Fine-Tuning vs RAG vs Prompt Engineering

The AI model out of the box is good at general tasks. But you want it to be good at your tasks — writing code in your style, following your conventions, referencing your documentation, and understanding your domain.

There are three approaches to customizing AI behavior, and they sit on a spectrum of complexity:

Simple ──────────────────────────────────── Complex
Prompt Engineering → RAG → Fine-Tuning
Low cost                              High cost
Minutes to set up              Weeks to set up
Most flexible                  Most specialized

Most developers should start on the left and only move right when they hit a genuine limitation. Let's understand what each approach does and when it's the right choice.

Prompt Engineering — The 80% Solution

What it is: Crafting your instructions (prompts) to guide the model's behavior. This includes system prompts, example-based instructions, and structured templates.

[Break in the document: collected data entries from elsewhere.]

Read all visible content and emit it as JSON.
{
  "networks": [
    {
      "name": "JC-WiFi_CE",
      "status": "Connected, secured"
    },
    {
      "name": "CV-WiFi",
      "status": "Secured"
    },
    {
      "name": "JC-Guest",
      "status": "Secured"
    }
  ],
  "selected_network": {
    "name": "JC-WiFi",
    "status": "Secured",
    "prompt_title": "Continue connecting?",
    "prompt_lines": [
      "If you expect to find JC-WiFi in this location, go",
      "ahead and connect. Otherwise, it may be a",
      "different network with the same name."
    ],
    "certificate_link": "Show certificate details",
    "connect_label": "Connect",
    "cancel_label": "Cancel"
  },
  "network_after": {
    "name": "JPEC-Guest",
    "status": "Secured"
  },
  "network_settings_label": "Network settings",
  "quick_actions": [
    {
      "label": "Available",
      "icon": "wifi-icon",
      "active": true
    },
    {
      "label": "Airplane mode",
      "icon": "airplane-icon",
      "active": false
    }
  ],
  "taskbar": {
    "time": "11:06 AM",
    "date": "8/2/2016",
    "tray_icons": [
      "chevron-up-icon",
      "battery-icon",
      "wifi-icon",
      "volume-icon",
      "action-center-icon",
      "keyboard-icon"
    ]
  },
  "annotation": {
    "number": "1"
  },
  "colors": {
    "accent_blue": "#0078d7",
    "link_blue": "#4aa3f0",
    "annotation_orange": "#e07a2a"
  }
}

How it works: You don't change the model at all. You change what you tell the model. A well-crafted prompt can make a general-purpose model behave like a domain specialist.

# System Prompt Example
 
You are a TypeScript developer working on a Next.js application.
 
## Code Style
- Use functional components with hooks
- Always use TypeScript strict mode
- Prefer named exports over default exports
- Use Zod for all input validation
 
## Response Format
- Explain your approach in 1-2 sentences
- Show the code
- Note any assumptions you made
 
## Do NOT
- Use the "any" type
- Use default exports
- Write classes (use functions and hooks instead)

Strengths:

Instant to implement — change the prompt, get different behavior
No technical infrastructure required
Easy to iterate — try a prompt, see the result, adjust
Works with any model from any provider
CLAUDE.md files, Cursor rules, and system prompts are all prompt engineering

Weaknesses:

Uses context window space (every instruction is tokens)
The model might not follow complex instructions perfectly
Can't teach the model genuinely new knowledge (only direct its existing knowledge)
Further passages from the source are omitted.